Westport on Lake Champlain was a summer resort town through the early 20th century. But the large hotels that defined it are long gone and Westport is reinventing itself as an arts destination. A walkable center full of well-preserved 19th-century architecture, its restored Main Street, the Depot Theatre in the 1876 train station, and the 1885 County Fairgrounds complex have created an attractive and historic environment for residents and visitors alike.
Warrensburg has the largest number of National Register listed historic buildings in the region with everything from water-powered mills to churches and residences. The work of the master stonemasons from there is legendary and visible in many Adirondack Great Camps. Their work is also seen around town in structures of all types that give Warrensburg its unique character and renown for this stone craftsmanship.
Saranac Lake has embraced its history as a “pioneer health resort” through its restored cure cottages and the transformation of Trudeau’s 1894 Saranac Laboratory into a museum that tells this story. But preservationists like Historic Saranac Lake have gone beyond this focus and helped create and preserve historic districts throughout the town, most recently in the Helen Hill neighborhood, providing homeowners access to generous tax credits to help with the cost of renovations.

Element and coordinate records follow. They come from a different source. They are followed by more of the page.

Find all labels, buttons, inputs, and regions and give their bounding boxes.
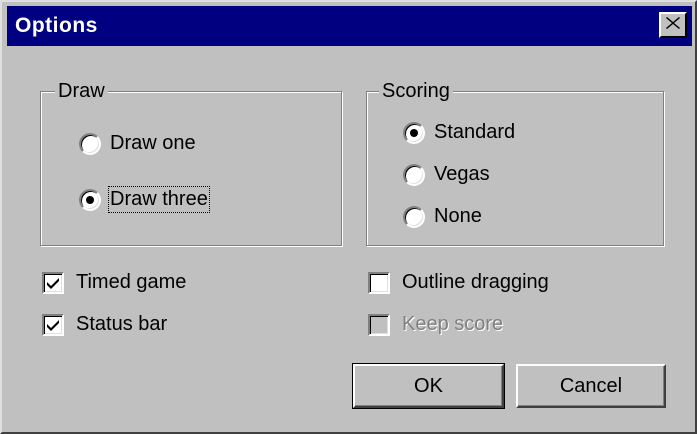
radio-label-vegas: Vegas <box>434 163 490 185</box>
draw-groupbox: Draw Draw one Draw three <box>40 79 342 246</box>
checkbox-row-outline-dragging[interactable]: Outline dragging <box>368 271 549 294</box>
close-icon <box>666 16 680 34</box>
window-title: Options <box>15 14 98 37</box>
ok-button[interactable]: OK <box>352 363 505 409</box>
radio-label-draw-three: Draw three <box>108 186 210 213</box>
radio-none[interactable]: None <box>403 205 482 228</box>
radio-draw-three[interactable]: Draw three <box>79 186 210 213</box>
cancel-button[interactable]: Cancel <box>516 364 666 408</box>
radio-button-vegas[interactable] <box>403 163 425 186</box>
check-icon <box>47 319 59 331</box>
checkbox-outline-dragging[interactable] <box>368 271 390 294</box>
radio-button-draw-three[interactable] <box>79 188 101 211</box>
check-icon <box>47 277 59 289</box>
checkbox-label-timed-game: Timed game <box>76 271 187 293</box>
radio-button-draw-one[interactable] <box>79 132 101 155</box>
title-bar[interactable]: Options <box>7 6 692 46</box>
options-dialog: Options Draw Draw one Draw three Scoring… <box>0 0 697 434</box>
radio-vegas[interactable]: Vegas <box>403 163 490 186</box>
checkbox-row-timed-game[interactable]: Timed game <box>42 271 186 294</box>
radio-draw-one[interactable]: Draw one <box>79 132 196 155</box>
checkbox-row-status-bar[interactable]: Status bar <box>42 313 167 336</box>
checkbox-keep-score <box>368 313 390 336</box>
scoring-groupbox: Scoring Standard Vegas None <box>366 79 664 246</box>
checkbox-label-keep-score: Keep score <box>402 313 504 335</box>
draw-group-label: Draw <box>55 79 108 103</box>
close-button[interactable] <box>659 12 687 38</box>
checkbox-label-outline-dragging: Outline dragging <box>402 271 549 293</box>
radio-label-standard: Standard <box>434 121 516 143</box>
radio-button-standard[interactable] <box>403 121 425 144</box>
checkbox-label-status-bar: Status bar <box>76 313 168 335</box>
checkbox-row-keep-score: Keep score <box>368 313 503 336</box>
radio-label-none: None <box>434 205 482 227</box>
radio-standard[interactable]: Standard <box>403 121 515 144</box>
checkbox-timed-game[interactable] <box>42 271 64 294</box>
radio-label-draw-one: Draw one <box>110 132 196 154</box>
radio-button-none[interactable] <box>403 205 425 228</box>
scoring-group-label: Scoring <box>379 79 453 103</box>
checkbox-status-bar[interactable] <box>42 313 64 336</box>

The preservation effort in Saranac Lake is also helping to drive downtown revitalization, with the multi-million-dollar restoration of the 1927 Hotel Saranac at its center. Historic buildings on main streets are ideal places for businesses, restaurants and arts groups to renovate—they are physical and visual clusters that draw communities together.
Heritage tourism and preservation
AARCH’s ongoing work with NYSDEC and the Town of Newcomb to preserve Great Camp Santanoni is focused on saving and restoring a National Historic Landmark. But the Santanoni partners also know this unique heritage attraction is a central part of the town’s economy. About 12,000 people per year visit Santanoni, which is located in a town with fewer than 500 residents. The direct connection between preservation and the town’s future has encouraged Newcomb to invest several hundred thousand dollars in restoration and interpretation at Santanoni and at the McIntyre Furnace and McNaughton Cottage at nearby Upper Works.

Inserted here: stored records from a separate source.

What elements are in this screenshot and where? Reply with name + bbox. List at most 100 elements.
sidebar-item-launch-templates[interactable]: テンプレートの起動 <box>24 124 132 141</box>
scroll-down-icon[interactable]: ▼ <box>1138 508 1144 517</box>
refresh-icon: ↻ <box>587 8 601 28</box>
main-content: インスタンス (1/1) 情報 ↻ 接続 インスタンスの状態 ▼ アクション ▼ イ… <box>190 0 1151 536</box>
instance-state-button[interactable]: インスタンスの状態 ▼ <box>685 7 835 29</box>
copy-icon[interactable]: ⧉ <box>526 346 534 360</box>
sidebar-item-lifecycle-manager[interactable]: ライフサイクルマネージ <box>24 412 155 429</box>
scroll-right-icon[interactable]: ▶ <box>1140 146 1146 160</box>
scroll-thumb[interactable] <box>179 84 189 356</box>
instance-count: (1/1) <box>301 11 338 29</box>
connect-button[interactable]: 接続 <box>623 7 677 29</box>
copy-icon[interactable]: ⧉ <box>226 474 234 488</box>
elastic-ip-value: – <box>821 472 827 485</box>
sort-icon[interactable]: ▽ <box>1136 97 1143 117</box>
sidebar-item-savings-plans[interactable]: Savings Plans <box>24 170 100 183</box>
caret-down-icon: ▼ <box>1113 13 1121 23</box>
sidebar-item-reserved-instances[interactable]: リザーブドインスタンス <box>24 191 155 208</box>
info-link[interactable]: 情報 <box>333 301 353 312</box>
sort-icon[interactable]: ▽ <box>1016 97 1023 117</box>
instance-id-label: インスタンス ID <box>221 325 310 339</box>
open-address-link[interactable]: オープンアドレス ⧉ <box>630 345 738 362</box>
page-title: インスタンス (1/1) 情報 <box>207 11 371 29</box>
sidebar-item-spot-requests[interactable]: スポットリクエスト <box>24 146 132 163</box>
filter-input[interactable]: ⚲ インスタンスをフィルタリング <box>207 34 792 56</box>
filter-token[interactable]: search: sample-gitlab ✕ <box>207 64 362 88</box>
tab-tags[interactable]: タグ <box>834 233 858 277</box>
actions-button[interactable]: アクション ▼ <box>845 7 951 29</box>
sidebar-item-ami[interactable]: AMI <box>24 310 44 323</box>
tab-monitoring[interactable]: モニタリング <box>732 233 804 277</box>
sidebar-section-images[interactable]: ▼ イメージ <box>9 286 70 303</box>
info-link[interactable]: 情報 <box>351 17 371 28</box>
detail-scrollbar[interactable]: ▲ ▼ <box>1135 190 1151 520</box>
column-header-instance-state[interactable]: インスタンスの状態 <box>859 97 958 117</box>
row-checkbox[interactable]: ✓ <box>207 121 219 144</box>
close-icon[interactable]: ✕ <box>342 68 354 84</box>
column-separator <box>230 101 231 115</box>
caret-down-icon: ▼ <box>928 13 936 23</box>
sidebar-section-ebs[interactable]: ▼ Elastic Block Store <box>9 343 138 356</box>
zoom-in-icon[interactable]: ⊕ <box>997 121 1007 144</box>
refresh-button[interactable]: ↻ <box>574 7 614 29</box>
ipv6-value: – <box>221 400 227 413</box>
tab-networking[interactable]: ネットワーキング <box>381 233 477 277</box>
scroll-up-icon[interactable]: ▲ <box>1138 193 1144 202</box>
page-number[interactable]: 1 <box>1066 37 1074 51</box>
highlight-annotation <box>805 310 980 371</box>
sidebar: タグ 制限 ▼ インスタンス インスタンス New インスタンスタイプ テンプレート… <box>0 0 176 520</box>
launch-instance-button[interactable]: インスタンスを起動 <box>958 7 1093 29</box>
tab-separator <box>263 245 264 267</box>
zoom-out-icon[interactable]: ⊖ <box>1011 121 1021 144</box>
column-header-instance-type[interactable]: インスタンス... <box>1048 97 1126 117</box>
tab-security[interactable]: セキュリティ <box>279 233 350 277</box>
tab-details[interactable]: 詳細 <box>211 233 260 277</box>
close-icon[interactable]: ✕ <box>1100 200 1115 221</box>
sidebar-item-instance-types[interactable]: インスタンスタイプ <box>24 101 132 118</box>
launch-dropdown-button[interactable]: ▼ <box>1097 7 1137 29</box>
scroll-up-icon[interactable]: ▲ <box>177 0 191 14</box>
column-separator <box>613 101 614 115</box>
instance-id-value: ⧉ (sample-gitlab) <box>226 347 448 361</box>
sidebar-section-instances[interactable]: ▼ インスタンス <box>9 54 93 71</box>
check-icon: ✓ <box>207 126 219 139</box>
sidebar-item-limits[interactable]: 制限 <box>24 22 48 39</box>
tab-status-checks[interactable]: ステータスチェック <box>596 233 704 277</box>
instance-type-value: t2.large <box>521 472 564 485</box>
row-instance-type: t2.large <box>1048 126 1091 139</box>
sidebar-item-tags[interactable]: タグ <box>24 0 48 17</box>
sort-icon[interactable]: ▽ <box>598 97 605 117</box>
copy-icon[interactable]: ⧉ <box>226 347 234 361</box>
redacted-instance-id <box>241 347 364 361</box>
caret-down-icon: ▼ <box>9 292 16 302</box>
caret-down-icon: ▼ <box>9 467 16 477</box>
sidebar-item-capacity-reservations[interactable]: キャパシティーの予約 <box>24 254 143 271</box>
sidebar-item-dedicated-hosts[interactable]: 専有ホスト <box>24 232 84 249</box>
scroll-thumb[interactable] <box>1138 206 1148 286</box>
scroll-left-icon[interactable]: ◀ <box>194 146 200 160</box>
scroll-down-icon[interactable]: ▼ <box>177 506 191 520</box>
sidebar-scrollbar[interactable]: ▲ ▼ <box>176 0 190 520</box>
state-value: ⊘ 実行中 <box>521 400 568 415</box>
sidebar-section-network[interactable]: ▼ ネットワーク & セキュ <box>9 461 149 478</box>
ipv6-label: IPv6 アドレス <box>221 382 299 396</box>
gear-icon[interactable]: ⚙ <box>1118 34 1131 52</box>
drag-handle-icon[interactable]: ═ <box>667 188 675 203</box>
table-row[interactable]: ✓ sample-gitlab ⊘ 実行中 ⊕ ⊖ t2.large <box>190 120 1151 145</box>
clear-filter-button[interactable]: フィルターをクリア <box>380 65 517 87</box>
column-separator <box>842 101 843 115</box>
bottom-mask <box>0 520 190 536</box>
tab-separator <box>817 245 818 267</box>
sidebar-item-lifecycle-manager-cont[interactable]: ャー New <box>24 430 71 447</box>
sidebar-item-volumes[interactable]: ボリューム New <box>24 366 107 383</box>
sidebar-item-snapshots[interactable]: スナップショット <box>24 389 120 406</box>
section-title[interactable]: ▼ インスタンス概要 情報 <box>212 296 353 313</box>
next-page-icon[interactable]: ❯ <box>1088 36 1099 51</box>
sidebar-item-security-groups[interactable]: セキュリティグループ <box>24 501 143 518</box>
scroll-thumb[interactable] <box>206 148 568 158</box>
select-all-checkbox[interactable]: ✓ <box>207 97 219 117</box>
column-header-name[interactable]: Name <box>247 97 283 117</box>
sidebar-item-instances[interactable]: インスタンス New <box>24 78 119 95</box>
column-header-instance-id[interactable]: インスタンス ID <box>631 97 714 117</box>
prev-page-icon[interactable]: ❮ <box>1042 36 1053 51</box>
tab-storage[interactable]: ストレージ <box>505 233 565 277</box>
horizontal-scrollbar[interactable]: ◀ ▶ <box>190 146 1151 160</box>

A similar opportunity exists with the National Register-listed Debar Pond Lodge (Town of Duane), a 1940s Great Camp designed by William Distin. It is also in the Forest Preserve and owned by New York State. For over ten years, AARCH has been trying to work with the DEC to preserve its buildings and create a destination for visitors, so far without success. For Duane, with its small population and limited resources, the public reuse of Debar Pond Lodge is the best hope for its economic future.

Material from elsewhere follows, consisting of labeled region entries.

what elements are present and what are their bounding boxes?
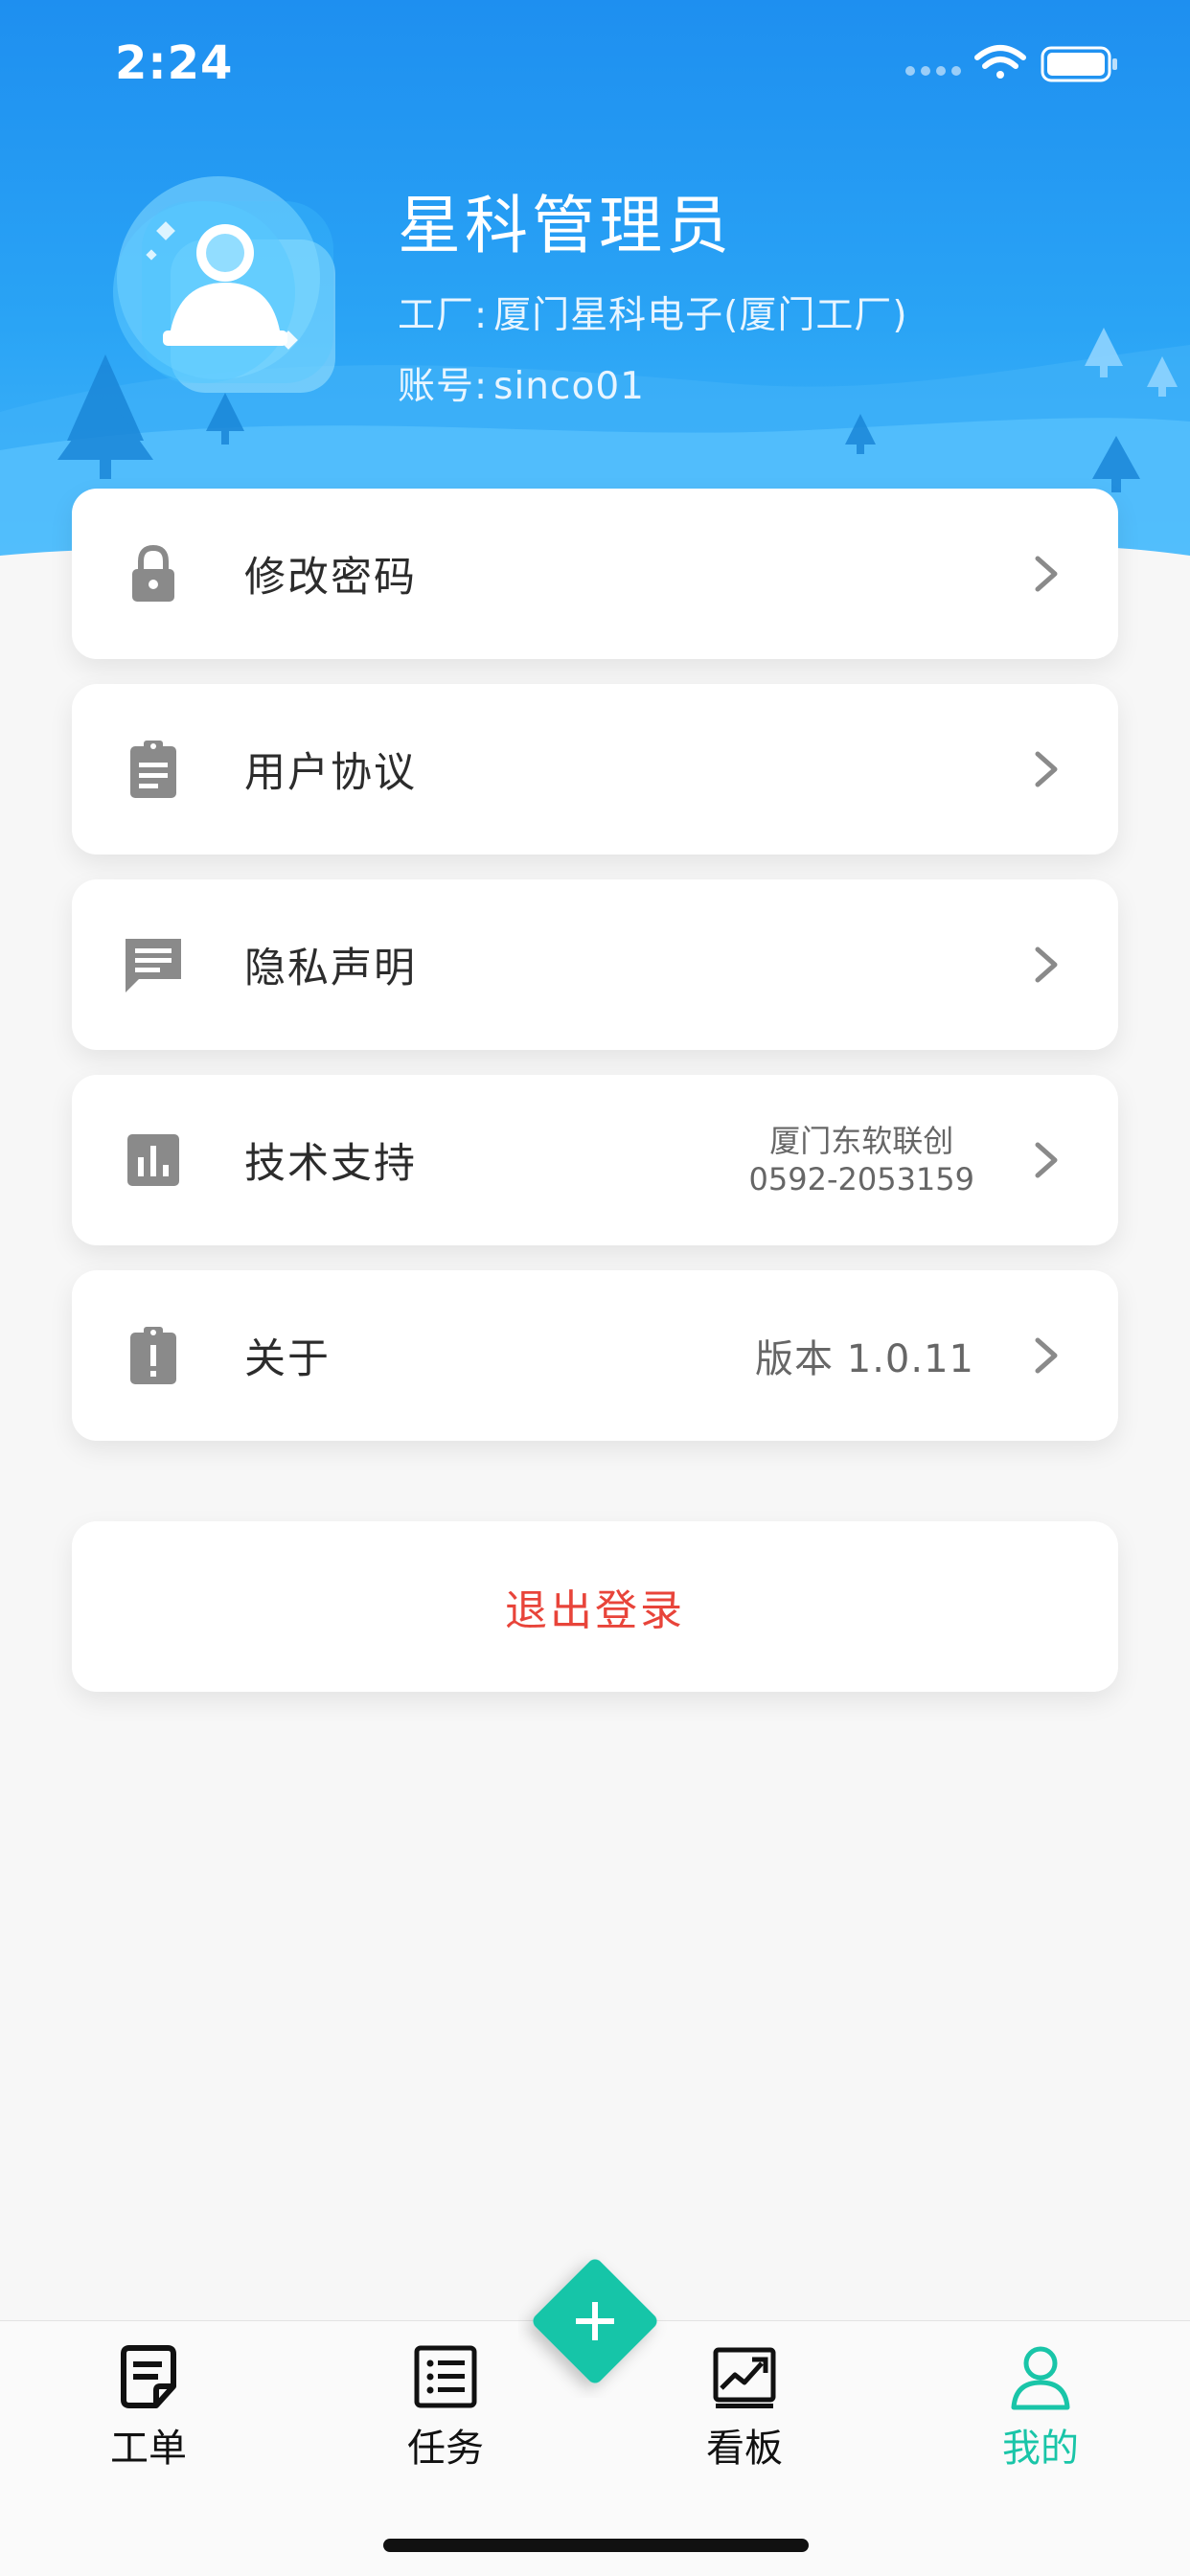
signal-icon	[905, 66, 961, 76]
account-info: 账号: sinco01	[398, 356, 645, 410]
battery-icon	[1041, 46, 1117, 82]
chevron-right-icon	[1035, 946, 1058, 983]
home-indicator	[383, 2539, 809, 2552]
bar-chart-icon	[127, 1134, 179, 1186]
chevron-right-icon	[1035, 556, 1058, 592]
alert-clipboard-icon	[130, 1327, 176, 1384]
menu-label: 技术支持	[244, 1140, 417, 1188]
tab-label: 工单	[110, 2427, 187, 2471]
dashboard-chart-icon	[713, 2347, 776, 2408]
chevron-right-icon	[1035, 1337, 1058, 1374]
tab-work-order[interactable]: 工单	[72, 2342, 225, 2476]
app-version: 版本 1.0.11	[755, 1337, 974, 1381]
menu-item-user-agreement[interactable]: 用户协议	[72, 684, 1118, 855]
add-fab-button[interactable]	[518, 2245, 672, 2398]
menu-item-privacy[interactable]: 隐私声明	[72, 879, 1118, 1050]
factory-value: 厦门星科电子(厦门工厂)	[493, 294, 908, 337]
avatar[interactable]	[113, 172, 343, 402]
status-time: 2:24	[115, 36, 234, 90]
support-company: 厦门东软联创	[769, 1123, 954, 1159]
support-phone: 0592-2053159	[748, 1161, 975, 1197]
clipboard-icon	[130, 741, 176, 798]
tab-label: 看板	[706, 2427, 783, 2471]
tab-tasks[interactable]: 任务	[369, 2342, 522, 2476]
lock-icon	[132, 544, 174, 602]
work-order-icon	[121, 2345, 176, 2408]
tab-mine[interactable]: 我的	[964, 2342, 1117, 2476]
factory-info: 工厂: 厦门星科电子(厦门工厂)	[398, 285, 908, 339]
menu-label: 修改密码	[244, 554, 417, 602]
message-icon	[126, 939, 181, 992]
menu-label: 关于	[244, 1335, 331, 1383]
menu-label: 隐私声明	[244, 945, 417, 992]
task-list-icon	[414, 2345, 477, 2408]
status-icons	[905, 45, 1117, 82]
chevron-right-icon	[1035, 1142, 1058, 1178]
profile-name: 星科管理员	[398, 189, 733, 262]
menu-item-about[interactable]: 关于 版本 1.0.11	[72, 1270, 1118, 1441]
menu-item-change-password[interactable]: 修改密码	[72, 489, 1118, 659]
menu-item-tech-support[interactable]: 技术支持 厦门东软联创 0592-2053159	[72, 1075, 1118, 1245]
support-contact: 厦门东软联创 0592-2053159	[749, 1122, 975, 1198]
account-label: 账号:	[398, 365, 489, 408]
logout-button[interactable]: 退出登录	[72, 1521, 1118, 1692]
menu-label: 用户协议	[244, 749, 417, 797]
factory-label: 工厂:	[398, 294, 489, 337]
wifi-icon	[974, 45, 1026, 79]
tab-label: 任务	[407, 2427, 484, 2471]
tab-dashboard[interactable]: 看板	[668, 2342, 821, 2476]
chevron-right-icon	[1035, 751, 1058, 787]
person-icon	[1011, 2346, 1070, 2410]
tab-label: 我的	[1002, 2427, 1079, 2471]
account-value: sinco01	[493, 365, 645, 408]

Heritage tourism is based on historic preservation because visitors want to see, touch and experience history. The number of visitors to the Adirondacks and their interest in its history as well as its natural beauty are growing. Just like locals, visitors appreciate the special places that define our region and they will spend money to stay in historic lodges, eat in converted mills, bicycle past restored barns and tour Great Camps. Community revitalization in this case includes preserving, developing and marketing historic assets because they bring people to visit and stay.
Historic preservation and community revitalization are closely linked in our region just like anywhere else. Successful historic rehabilitation and reuse projects, large and small, help make communities of all sizes successful.
Throughout the Adirondacks, AARCH provides technical resources and advice to individuals, groups, businesses and local towns to help these projects move forward. Almost as important is that we encourage the creativity and imagination needed for these projects, and point to the numerous, real-life examples in our backyard where historic preservation is working and communities are thriving.